Calculating Maximum Height: Confusion & Solutions

[annamal]

Homework Statement

What is the minimum height ℎ0 above ground that is required to generate the greatest range shooting horizontally with an angle of 0 degrees and discounting air resistance? 𝑣0 is initial velocity.

Relevant Equations

y = h + vt + 0.5a*t^2
vx = v0*cos(theta)
vy = v0*sin(theta) - g*t

I am calculating it like this:
𝑦=ℎ0−0.5𝑔𝑡^2=0→ℎ0=0.5𝑔𝑡^2→𝑡=sqrt(2*ℎ0/g)

𝑥=𝑣0*𝑡→ substituting t →𝑥=𝑣0*sqrt(2*ℎ0/g)

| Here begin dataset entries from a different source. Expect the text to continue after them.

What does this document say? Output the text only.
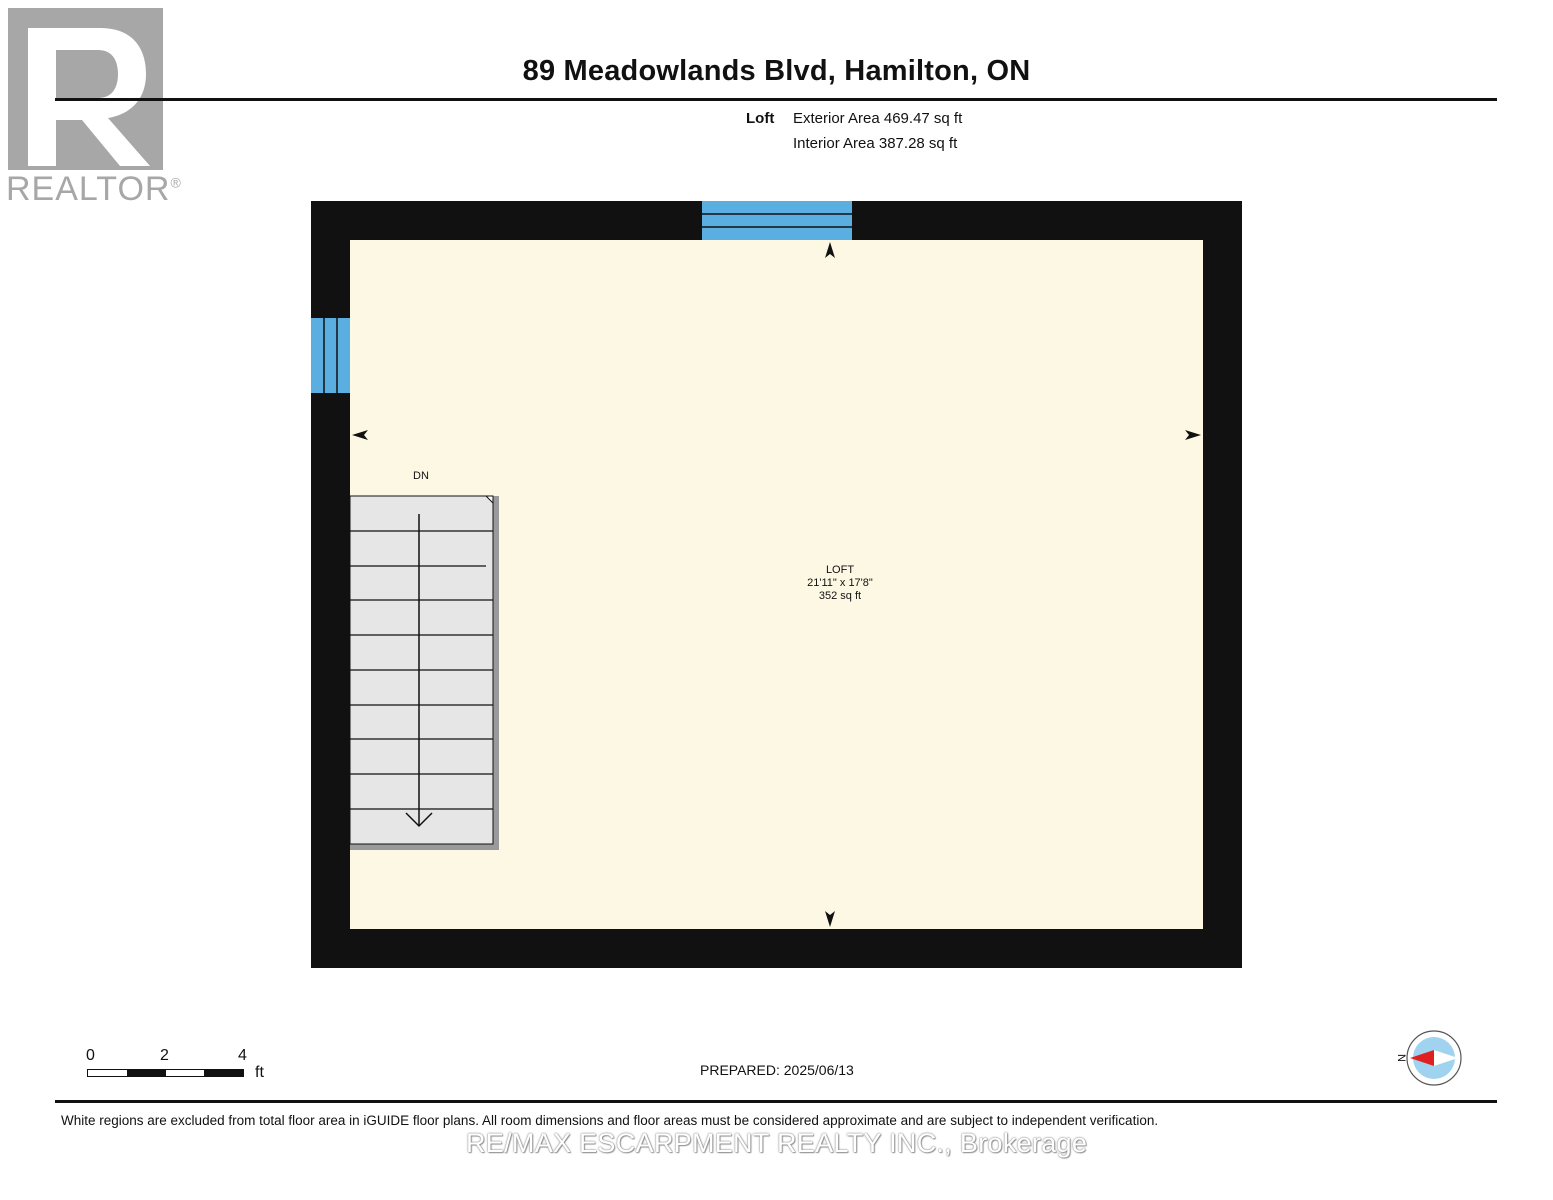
REALTOR®
89 Meadowlands Blvd, Hamilton, ON
Loft Exterior Area 469.47 sq ft
Interior Area 387.28 sq ft
DN
LOFT
21'11" x 17'8"
352 sq ft
0	2	4
ft	PREPARED: 2025/06/13
N
White regions are excluded from total floor area in iGUIDE floor plans. All room dimensions and floor areas must be considered approximate and are subject to independent verification.
RE/MAX ESCARPMENT REALTY INC., Brokerage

𝑑𝑥/𝑑ℎ0=𝑣0/(𝑔*sqrt(2*h0/g))=0 for maximum ℎ0=0.
confused. can someone tell me how I am calculating this wrong?

 

[hmmm27]

The question doesn't seem to make much sense.

eg: "angle of 0 degrees".

 

[phinds]

Homework Statement:: What is the minimum height ℎ0 above ground that is required to generate the greatest range shooting horizontally with an angle of 0 degrees and discounting air resistance?

Uh ... as high as you can get. You don't see how that question makes no sense?

 

[haruspex]

𝑑𝑥/𝑑ℎ0=𝑣0/(𝑔*sqrt(2*h0/g))=0 for maximum ℎ0=0.
confused. can someone tell me how I am calculating this wrong?

Does $dx/dh_0=0$ necessarily give you the point where x reaches a maximum? In what two ways might that not be true.

 

[jbriggs444]

𝑑𝑥/𝑑ℎ0=𝑣0/(𝑔*sqrt(2*h0/g))=0 for maximum ℎ0=0.

So you have this formula for the first derivative of range as a function of height. And you seem have observed that this first derivative is maximized when height $h_0$ approaches zero.

But you seem to have lost track of what you were doing. You are looking for a height that makes the first derivative zero. Not a height that maximizes it.

If you plotted the first derivative, you could see that it looks a bit like just the first quadrant of a hyperbola.

[Googled up stock hyperbola]

Are there any zeroes for the first derivative?